ADIM ATMADAN YÜRÜMEK, KANAT ÇIRPMADAN UÇMAK OLMAZ…
‘İstemek ve ilk adımı atmak, hedeflenen amacı yüzde elli başarmak demektir.’
Tam olarak hatırlayamasam da buna benzer bir söz vardı. Öncelikle hayal etmek, sonra bir amaç belirlemek, sonra da amacı gerçekleştirmek üzere ilk adımı atmak, yani işe koyulmak lâzım.
Herkes ilk adımı, karşısından beklerse belki de hiç atılmayacak bir adımı boşuna beklemiş olur.

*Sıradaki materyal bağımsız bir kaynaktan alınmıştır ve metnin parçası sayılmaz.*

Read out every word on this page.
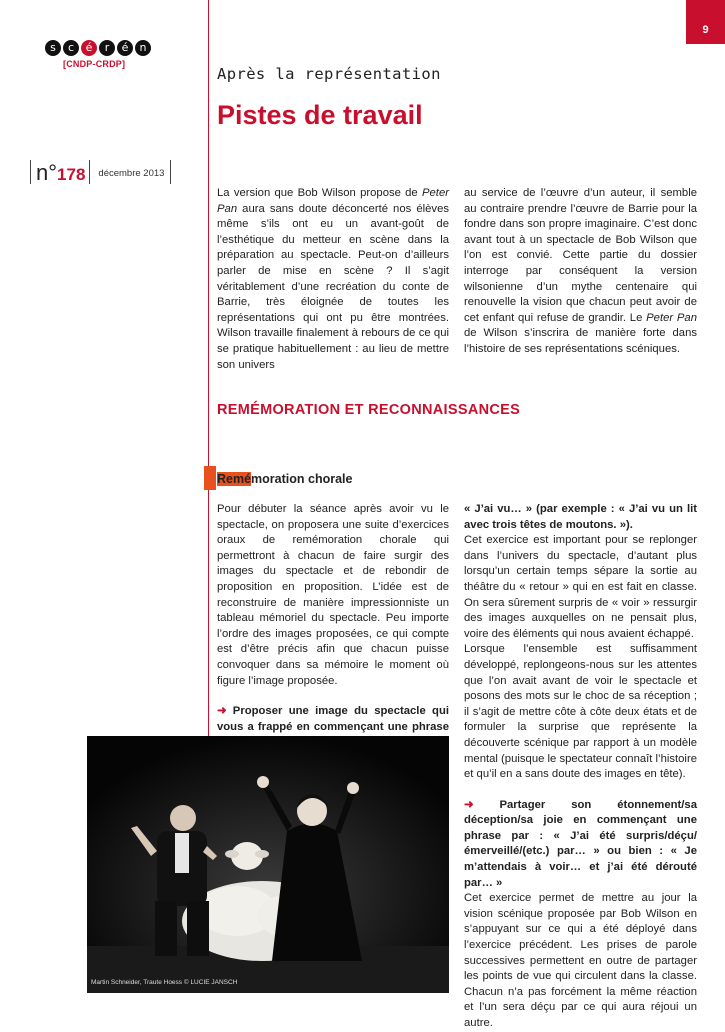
9
s	c	é	r	é	n
[CNDP-CRDP]
Après la représentation
Pistes de travail
n°178 décembre 2013

La version que Bob Wilson propose de Peter Pan aura sans doute déconcerté nos élèves même s’ils ont eu un avant-goût de l’esthétique du metteur en scène dans la préparation au spectacle. Peut-on d’ailleurs parler de mise en scène ? Il s’agit véritablement d’une recréation du conte de Barrie, très éloignée de toutes les représentations qui ont pu être montrées. Wilson travaille finalement à rebours de ce qui se pratique habituellement : au lieu de mettre son univers

au service de l’œuvre d’un auteur, il semble au contraire prendre l’œuvre de Barrie pour la fondre dans son propre imaginaire. C’est donc avant tout à un spectacle de Bob Wilson que l’on est convié. Cette partie du dossier interroge par conséquent la version wilsonienne d’un mythe centenaire qui renouvelle la vision que chacun peut avoir de cet enfant qui refuse de grandir. Le Peter Pan de Wilson s’inscrira de manière forte dans l’histoire de ses représentations scéniques.

REMÉMORATION ET RECONNAISSANCES
Remémoration chorale

Pour débuter la séance après avoir vu le spectacle, on proposera une suite d’exercices oraux de remémoration chorale qui permettront à chacun de faire surgir des images du spectacle et de rebondir de proposition en proposition. L’idée est de reconstruire de manière impressionniste un tableau mémoriel du spectacle. Peu importe l’ordre des images proposées, ce qui compte est d’être précis afin que chacun puisse convoquer dans sa mémoire le moment où figure l’image proposée.

➜ Proposer une image du spectacle qui vous a frappé en commençant une phrase

« J’ai vu… » (par exemple : « J’ai vu un lit avec trois têtes de moutons. »).

Cet exercice est important pour se replonger dans l’univers du spectacle, d’autant plus lorsqu’un certain temps sépare la sortie au théâtre du « retour » qui en est fait en classe. On sera sûrement surpris de « voir » ressurgir des images auxquelles on ne pensait plus, voire des éléments qui nous avaient échappé.

Lorsque l’ensemble est suffisamment développé, replongeons-nous sur les attentes que l’on avait avant de voir le spectacle et posons des mots sur le choc de sa réception ; il s’agit de mettre côte à côte deux états et de formuler la surprise que représente la découverte scénique par rapport à un modèle mental (puisque le spectateur connaît l’histoire et qu’il en a sans doute des images en tête).

➜ Partager son étonnement/sa déception/sa joie en commençant une phrase par : « J’ai été surpris/déçu/émerveillé/(etc.) par… » ou bien : « Je m’attendais à voir… et j’ai été dérouté par… »

Cet exercice permet de mettre au jour la vision scénique proposée par Bob Wilson en s’appuyant sur ce qui a été déployé dans l’exercice précédent. Les prises de parole successives permettent en outre de partager les points de vue qui circulent dans la classe. Chacun n’a pas forcément la même réaction et l’un sera déçu par ce qui aura réjoui un autre.

Martin Schneider, Traute Hoess © LUCIE JANSCH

Gariptir ki, hep bahanelerle, sebeplerle kendimizi daha çok haklı görüp, karşı tarafı haksızlıkla itham eder veya en azından “O da şöyle demeseydi, şunu yapmasaydı…” mantığı veya savunma içgüdüsüyle hareket ederek kendimizi haklı çıkarmaya çalışır, teselli buluruz. Hatta daha da ileri gider, hemen akla gelen atasözlerimizden birini şak diye yapıştırırız, kenedimizi haklı gördüğümüz penceremizin camına.
“Kendi düşen ağlamaz…”
Güzel bir söz vardı. Tam hatırlayabilir miyim bilmiyorum, ama hatırladığım kadarıyla yazayım.
“Hep aynı noktadan bakarsak, manzaramız hiç değişmez.”
Kalbi kırılanın, kalp kırmış olma ihtimali yok mu?
Uzaklaşırken, uzaklaştığı kadar da uzak kalınacağını neden düşünmeyiz?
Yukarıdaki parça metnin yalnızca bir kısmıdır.